Cell cycle controlling the silencing and functioning of mammalian activators

Naive CD4(+) helper T (T-H) cells respond to stimulation by terminally differentiating into two mature classes, T(H)1 cells, which express interferon gamma (IFN-gamma), and T(H)2 cells, which express interleukin 4 (IL-4) [1]. The transcriptional activators T-bet [2, 3] and Gata-3 [4, 5] mediate commitment to the T(H)1 and T(H)2 fates, respectively, including chromatin remodeling of signature genes. The cytokine IL-12 fosters growth of committed T(H)1 cells [3], while IL-4 fosters growth of committed T(H)2 cells [6]. IL-12 and IL-4 also play critical roles in commitment by promoting transcriptional silencing of Gata-3 [7] and T-bet [3], respectively.

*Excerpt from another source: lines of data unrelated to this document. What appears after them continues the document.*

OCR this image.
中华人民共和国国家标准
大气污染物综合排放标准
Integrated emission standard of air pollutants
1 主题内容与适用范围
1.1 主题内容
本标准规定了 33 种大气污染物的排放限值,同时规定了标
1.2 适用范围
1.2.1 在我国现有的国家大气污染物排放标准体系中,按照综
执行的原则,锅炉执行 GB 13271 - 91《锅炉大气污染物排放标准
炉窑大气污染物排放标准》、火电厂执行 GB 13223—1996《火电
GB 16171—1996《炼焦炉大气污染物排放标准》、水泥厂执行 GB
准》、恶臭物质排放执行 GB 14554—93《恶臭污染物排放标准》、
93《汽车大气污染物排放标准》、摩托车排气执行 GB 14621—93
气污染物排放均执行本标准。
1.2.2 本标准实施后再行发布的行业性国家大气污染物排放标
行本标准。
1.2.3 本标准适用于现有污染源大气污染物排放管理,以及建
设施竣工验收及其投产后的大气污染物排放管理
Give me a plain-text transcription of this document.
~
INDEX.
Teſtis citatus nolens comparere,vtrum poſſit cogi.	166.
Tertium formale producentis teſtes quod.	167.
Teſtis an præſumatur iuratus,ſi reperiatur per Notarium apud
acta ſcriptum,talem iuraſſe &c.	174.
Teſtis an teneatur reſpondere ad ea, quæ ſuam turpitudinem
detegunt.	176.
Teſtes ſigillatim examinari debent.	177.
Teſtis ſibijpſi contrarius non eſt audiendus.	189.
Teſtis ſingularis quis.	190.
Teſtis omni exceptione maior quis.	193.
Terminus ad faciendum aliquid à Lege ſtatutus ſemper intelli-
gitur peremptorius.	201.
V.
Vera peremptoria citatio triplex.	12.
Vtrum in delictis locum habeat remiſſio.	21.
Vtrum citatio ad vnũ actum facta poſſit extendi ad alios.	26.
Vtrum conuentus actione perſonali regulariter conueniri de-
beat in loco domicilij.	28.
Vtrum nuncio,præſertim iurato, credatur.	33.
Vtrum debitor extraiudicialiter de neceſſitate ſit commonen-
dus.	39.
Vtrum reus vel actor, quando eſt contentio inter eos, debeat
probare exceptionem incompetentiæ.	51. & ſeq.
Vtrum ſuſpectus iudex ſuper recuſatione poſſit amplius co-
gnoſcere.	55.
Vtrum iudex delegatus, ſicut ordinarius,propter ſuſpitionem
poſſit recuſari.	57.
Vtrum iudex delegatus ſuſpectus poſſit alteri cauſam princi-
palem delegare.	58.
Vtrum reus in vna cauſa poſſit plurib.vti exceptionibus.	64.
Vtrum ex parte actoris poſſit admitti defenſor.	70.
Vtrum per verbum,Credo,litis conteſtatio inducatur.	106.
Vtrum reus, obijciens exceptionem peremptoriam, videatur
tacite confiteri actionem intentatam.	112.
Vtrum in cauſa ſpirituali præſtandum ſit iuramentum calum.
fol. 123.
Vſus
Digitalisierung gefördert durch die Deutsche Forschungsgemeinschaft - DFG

We now show that both T-bet and Gata-3 are induced in a cell cycle-independent manner in bipotent progenitor cells. In contrast, both lineage-restricted gene induction by the activator proteins and heritable silencing of the transcription of each activator, the hallmarks of terminal differentiation, are cell cycle dependent. We found that cells that cannot cycle remain uncommitted and bipotent in response to the most polarizing signals for maturation. These results provide mechanistic insight into a mammalian model of terminal differentiation by illustrating that cell cycle-coupled epigenetic effects, as originally described in yeast [8, 9], may represent an evolutionarily conserved strategy for organizing signaling and cell fate.